The question I think you're asking is, (a) what makes it move? and (b) how does that movement do any useful work?
(a) It moves because an electric field pushes it, or pulls it, alternately. That electric field comes from upstream electrons crowding towards it, each in turn pushed by the electric field, all the way back to the generator. Or being pulled away from it, in the other half cycle.
Line up a row of pennies with 1mm between them, and push the left hand one 10mm towards the others. You'll see that though each penny moves a few mm, the wavefront of increased money density has moved 100mm or more. That rate is limited by the speed of sound in pennies. (Yes it's crude, pennies only repel each other by physical contact, while identical charges repel each other by an electric field)
So, though each electron moves at a relatively slow "drift velocity" the energy (transmitted by electric field) propagates at the speed of light (not in vacuo, but slower thanks to materials properties) - typically 0.7*C.
(b) It loses energy in two ways. First, it bumps into the atoms in the wire, transmitting kinetic energy to them, making them vibrate. In your fan, this is wasted energy; in a stove or lampbulb, it heats the wire - to about 300K in the latter case, emitting light.

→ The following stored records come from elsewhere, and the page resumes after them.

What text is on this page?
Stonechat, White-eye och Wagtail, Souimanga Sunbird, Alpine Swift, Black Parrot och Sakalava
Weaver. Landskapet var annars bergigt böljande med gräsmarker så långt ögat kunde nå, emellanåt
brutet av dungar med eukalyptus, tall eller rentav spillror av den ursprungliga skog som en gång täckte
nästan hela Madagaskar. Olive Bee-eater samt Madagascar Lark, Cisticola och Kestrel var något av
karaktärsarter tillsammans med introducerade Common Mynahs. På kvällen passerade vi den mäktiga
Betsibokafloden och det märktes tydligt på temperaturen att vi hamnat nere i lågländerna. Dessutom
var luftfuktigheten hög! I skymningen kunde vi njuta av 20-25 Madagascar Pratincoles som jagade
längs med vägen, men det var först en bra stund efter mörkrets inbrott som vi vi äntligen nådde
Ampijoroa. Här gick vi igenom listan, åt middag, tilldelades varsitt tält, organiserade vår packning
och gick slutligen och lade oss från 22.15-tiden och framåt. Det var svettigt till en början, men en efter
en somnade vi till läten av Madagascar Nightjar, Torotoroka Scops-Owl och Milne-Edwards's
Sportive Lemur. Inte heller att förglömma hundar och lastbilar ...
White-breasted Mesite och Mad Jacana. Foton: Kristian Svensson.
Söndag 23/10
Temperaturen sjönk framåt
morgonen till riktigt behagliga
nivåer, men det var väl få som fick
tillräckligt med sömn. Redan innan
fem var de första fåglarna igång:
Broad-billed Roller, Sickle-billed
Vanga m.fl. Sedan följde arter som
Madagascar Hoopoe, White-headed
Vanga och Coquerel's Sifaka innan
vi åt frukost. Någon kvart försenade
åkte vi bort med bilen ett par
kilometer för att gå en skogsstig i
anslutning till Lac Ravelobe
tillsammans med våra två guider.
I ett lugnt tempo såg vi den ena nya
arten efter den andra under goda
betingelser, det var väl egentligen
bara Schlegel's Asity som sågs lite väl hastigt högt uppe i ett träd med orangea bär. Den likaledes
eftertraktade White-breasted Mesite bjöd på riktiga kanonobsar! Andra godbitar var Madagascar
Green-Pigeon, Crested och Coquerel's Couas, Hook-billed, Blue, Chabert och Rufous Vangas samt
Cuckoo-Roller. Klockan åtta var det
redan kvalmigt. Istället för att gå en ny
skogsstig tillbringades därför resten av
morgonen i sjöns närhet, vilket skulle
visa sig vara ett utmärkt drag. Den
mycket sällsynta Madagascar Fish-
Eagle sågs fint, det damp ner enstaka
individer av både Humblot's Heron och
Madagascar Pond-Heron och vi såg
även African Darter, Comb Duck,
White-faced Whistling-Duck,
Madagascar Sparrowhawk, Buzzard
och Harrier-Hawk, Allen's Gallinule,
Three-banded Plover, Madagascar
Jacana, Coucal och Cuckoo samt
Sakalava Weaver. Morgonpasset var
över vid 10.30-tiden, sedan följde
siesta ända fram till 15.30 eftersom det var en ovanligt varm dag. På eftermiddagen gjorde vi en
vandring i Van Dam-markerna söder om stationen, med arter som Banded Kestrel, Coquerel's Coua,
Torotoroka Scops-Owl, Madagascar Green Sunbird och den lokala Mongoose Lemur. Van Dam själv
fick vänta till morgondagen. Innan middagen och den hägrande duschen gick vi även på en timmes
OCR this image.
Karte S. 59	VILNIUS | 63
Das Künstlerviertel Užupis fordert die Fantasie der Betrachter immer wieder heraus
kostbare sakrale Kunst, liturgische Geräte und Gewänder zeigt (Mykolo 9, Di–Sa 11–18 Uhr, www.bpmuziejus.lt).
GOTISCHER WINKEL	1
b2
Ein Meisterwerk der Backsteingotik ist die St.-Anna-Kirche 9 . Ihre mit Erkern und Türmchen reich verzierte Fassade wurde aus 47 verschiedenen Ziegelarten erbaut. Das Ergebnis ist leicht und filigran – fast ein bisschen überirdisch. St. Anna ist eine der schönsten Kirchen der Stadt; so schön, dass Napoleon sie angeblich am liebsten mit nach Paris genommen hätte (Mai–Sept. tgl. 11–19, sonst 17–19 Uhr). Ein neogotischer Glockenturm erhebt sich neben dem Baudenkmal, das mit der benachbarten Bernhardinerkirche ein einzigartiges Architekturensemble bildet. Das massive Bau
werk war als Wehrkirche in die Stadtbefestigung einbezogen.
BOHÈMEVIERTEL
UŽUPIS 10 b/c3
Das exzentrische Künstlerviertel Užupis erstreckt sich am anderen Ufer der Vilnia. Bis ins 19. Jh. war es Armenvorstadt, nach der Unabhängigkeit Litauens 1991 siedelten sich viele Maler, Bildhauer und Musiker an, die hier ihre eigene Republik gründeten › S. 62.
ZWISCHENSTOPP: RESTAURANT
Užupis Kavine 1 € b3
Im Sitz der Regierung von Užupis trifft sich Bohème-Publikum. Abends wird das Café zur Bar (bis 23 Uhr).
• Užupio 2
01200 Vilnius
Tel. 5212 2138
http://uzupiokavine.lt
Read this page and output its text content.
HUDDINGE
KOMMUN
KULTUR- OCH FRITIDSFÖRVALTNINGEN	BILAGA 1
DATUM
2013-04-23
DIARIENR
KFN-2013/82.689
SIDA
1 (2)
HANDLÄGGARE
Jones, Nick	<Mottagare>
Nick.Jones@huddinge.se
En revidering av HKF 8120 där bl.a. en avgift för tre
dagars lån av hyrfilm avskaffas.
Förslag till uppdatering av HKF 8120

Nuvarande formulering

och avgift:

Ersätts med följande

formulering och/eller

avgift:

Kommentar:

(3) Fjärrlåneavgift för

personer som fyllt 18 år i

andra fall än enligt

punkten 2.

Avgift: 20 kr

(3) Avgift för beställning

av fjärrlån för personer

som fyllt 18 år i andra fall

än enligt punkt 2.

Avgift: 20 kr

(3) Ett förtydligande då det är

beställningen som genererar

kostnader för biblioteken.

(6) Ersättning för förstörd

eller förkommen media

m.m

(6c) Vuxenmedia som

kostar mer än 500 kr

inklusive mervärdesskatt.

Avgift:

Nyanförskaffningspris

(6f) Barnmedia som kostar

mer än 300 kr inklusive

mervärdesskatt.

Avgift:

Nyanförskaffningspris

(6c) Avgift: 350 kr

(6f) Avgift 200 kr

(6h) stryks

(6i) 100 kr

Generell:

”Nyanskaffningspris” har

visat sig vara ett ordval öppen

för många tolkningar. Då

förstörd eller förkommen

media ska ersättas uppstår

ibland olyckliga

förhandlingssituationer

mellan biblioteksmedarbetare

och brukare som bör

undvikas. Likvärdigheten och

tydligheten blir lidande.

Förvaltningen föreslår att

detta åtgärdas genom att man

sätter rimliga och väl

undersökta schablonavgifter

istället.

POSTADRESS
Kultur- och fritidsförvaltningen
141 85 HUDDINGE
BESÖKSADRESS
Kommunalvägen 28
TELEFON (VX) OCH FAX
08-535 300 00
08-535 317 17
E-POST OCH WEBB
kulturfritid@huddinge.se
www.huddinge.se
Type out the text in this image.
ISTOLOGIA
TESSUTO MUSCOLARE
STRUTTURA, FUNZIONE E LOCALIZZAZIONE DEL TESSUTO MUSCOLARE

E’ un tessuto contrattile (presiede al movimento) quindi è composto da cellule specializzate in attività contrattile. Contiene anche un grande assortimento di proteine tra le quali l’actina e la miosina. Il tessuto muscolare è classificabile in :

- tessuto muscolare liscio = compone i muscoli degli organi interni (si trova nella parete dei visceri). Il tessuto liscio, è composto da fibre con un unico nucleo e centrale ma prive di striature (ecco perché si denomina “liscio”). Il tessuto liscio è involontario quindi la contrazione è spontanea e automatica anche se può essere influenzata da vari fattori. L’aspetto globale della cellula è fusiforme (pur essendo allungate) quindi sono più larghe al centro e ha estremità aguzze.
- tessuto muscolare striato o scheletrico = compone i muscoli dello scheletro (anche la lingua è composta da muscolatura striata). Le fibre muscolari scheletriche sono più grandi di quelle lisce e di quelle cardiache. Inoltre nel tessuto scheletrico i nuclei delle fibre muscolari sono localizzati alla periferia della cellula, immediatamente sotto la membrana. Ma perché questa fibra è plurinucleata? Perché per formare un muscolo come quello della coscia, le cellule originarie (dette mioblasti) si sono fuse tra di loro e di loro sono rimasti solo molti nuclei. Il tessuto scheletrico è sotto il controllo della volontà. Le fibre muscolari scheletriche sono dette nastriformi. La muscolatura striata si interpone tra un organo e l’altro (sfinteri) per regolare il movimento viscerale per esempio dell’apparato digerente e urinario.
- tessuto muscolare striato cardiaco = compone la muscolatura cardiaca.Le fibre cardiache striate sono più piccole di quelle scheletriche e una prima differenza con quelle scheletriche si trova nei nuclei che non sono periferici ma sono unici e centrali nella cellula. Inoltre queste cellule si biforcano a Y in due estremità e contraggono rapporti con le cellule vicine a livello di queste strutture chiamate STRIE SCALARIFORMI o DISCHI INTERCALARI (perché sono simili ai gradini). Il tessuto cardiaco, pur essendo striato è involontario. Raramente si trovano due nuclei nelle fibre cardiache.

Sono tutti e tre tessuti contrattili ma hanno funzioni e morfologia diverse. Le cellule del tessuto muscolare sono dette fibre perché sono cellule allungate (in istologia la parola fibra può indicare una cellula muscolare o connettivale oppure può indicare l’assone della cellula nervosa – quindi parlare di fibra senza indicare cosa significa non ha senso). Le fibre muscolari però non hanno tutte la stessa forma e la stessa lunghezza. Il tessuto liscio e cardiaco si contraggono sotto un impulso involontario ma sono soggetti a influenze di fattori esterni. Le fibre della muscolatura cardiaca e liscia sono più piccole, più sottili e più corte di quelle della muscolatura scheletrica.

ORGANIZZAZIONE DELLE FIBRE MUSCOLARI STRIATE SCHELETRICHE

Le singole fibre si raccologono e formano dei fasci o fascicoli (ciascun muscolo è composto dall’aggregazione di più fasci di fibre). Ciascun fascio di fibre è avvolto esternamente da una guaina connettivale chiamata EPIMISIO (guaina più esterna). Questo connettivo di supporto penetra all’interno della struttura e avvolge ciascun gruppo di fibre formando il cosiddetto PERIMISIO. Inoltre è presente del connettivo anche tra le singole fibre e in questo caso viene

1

Secondly, as a moving charge, it generates a magnetic field. If there are nearby conductors, that magnetic field induces current in those conductors, which generate their own magnetic field, and generates a force between them. The strength of that magnetic field retards the electron (this is the basis of inductance). If the second conductors are free to move in the direction of that force, they will, turning the fan blades. Force * distance = energy - this energy is drawn (via the magnetic field) from the electron's motion. (Of course, rather than generating magnetic field in a movable set of conductors, some motors use movable permanent magnets instead. Or fixed magnets and movable conductors, etc)
If you can see the link between electron flow and mechanical motion, you also need to understand that this process is perfectly reversible, and ni fact the generator produces the "push" aka electro-motive force (EMF), aka voltage, by the same process in reverse.